This Week 150 Years Ago in Hickman – April 27, 1872
Apr
26
2022
Stories of Interest from the Hickman Courier from April 27, 1872
- The Mississippi River was “falling beautifully” and “news from above is favorable.”
- Farmers in the Western Kentucky remarked that wheat crop prospect may be the best in many years.
- Receipts of freights at Hickman were much larger than any previous year for the spring season.
- The Wittig family gave another music concert at the Hickman City Hall on the night of April 22nd. The event was well attended and “highly satisfactory” to the audience.
- Local doctors in Hickman report the general health in the community was improving.
- Community leaders requested “Christian people” to provide “worthy objects of charity” to several destitute and suffering families in Hickman.
- Two cases of “wife whipping” were tried before the Hickman Police Court during the past week.
- Bishop George Cummings’ appointment at Hickman had been changed to May 10th.
- Stegala & Lane relocated their billiard saloon to a new building in Hickman.
- Ed Mangel’s bakery and confectionary house was under considerable repair to improve the appearance of the building.
- Gid Garrett and Miss Jennie Cobbs launched a mantua business in Hickman at the corner of Jackson and Cumberland streets.
- The manufacture of brick was being heavily engaged in at Hickman. The cost of bricks was expected drop as a result.
- The City Marshal of Hickman was to be elected in August, but no candidates have stepped forward to run for the upcoming vacant position. The names of William Gardner, John Cole, and William T. Lineback had been mentioned.
- George W. Silvertooth had been spoken of as a prospective candidate for Circuit Judge in this district.
- State Representative A. S. Arnold was scheduled to make an address at the Fulton County Court House on May 13th.
- A night passenger train was planned to begin departing Hickman on a regular basis soon.
- The Hickman Courier advocated for the construction of a railroad from Hickman to the Holly Springs & Brownsville Railroad through the Tennessee counties of Obion and Dyer.

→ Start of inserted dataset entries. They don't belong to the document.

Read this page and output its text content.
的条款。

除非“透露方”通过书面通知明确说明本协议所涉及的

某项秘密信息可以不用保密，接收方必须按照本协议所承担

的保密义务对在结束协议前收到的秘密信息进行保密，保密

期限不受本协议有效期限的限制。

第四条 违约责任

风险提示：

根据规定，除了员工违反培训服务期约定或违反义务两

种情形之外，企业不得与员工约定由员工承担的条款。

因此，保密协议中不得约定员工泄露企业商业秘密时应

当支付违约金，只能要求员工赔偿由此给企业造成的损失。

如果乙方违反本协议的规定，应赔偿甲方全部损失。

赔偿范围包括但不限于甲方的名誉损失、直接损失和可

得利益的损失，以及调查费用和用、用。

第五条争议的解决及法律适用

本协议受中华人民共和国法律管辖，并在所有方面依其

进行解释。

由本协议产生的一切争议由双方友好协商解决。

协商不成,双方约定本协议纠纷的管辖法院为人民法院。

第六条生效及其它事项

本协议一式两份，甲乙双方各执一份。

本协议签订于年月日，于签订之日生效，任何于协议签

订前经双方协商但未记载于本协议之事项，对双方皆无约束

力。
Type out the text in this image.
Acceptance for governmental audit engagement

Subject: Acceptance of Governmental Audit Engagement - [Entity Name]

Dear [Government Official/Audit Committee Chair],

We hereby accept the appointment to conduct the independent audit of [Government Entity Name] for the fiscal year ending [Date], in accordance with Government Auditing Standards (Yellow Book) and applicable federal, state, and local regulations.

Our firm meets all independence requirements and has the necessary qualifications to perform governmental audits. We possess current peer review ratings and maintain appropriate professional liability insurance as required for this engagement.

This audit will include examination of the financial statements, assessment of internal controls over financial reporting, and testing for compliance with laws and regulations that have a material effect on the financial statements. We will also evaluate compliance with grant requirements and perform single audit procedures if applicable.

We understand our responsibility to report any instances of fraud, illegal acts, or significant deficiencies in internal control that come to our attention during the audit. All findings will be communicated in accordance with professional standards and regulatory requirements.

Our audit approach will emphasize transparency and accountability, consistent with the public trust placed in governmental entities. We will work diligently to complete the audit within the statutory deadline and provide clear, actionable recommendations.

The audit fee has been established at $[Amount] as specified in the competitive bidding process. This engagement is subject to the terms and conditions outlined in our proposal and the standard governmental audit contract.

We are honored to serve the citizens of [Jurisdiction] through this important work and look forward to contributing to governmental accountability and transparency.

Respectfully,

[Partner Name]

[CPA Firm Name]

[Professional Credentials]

- The Hickman Courier suggested John M. Bigger would be a suitable representative for Democratic Party of the First Congressional District.
- County Judge John W. Wingate moved his office to rooms above Holcombe’s Drugstore in Hickman.
- Judge A. D. Kingman delivered temperance lectures at Jordan Station and Union Church lodges on April 20th and 21st.
- The Temperance Convention of Fulton County planned to hold a meeting at Jordan Station on May 1st.
- John Dodds was appointed the depot agent at Hickman and William Pryor was promoted to the Superintendent’s Office.
- Mary F. Oliver died at her residence in Fulton County on April 16th at the age of 23. She left a husband and child.
- Mary Z. French died on April 21st at the Hickman residence of her father Samuel Lauderdale.
- William Tedford, extensively known throughout the South, was a visitor in Hickman.
- John A. Brinnon, a wood chopper, was runover and killed by a locomotive near Clinton Station in Hickman County.
- On the night of April 23rd, a squad of six or eight disguised men visited the house of Mrs. Featherstone in Moscow and shot her after a melee of gunfire. It was believed that men were “composed of good citizens” who wished to rid Mrs. Featherston from their community. She survived the attack with a slight wound to the arm.
- The Ballard County Circuit Court convened at Blandville on April 22nd with a sizable docket and “several knotty criminal cases.”
- The Paducah Tobacco Plant announced W. C. Clark as a candidate for U. S. Congress in the First District.
- Paducah was reported to have had a bloodless duel. Both combatants appeared to have fell to the ground after firing without being injured.
- C. Edwards of Dresden, Tennessee died on April 5th at the age of 73.
- The Sykes family of Union City, Tennessee had two grown daughters that did not weigh over 50 pounds nor were over 40 inches high.
- D. C. Atkins was scheduled to address the Agricultural & Mechanical Association of Southwest Kentucky and West Tennessee at Union City, Tennessee on October 1st.
- J. Bracken of Union City, Tennessee, and formerly of Lovelaceville, died in Bowling Green, Kentucky on April 25th.
- May 10th was to be observed as Decoration Day by the Confederate Memorial Society of Nashville.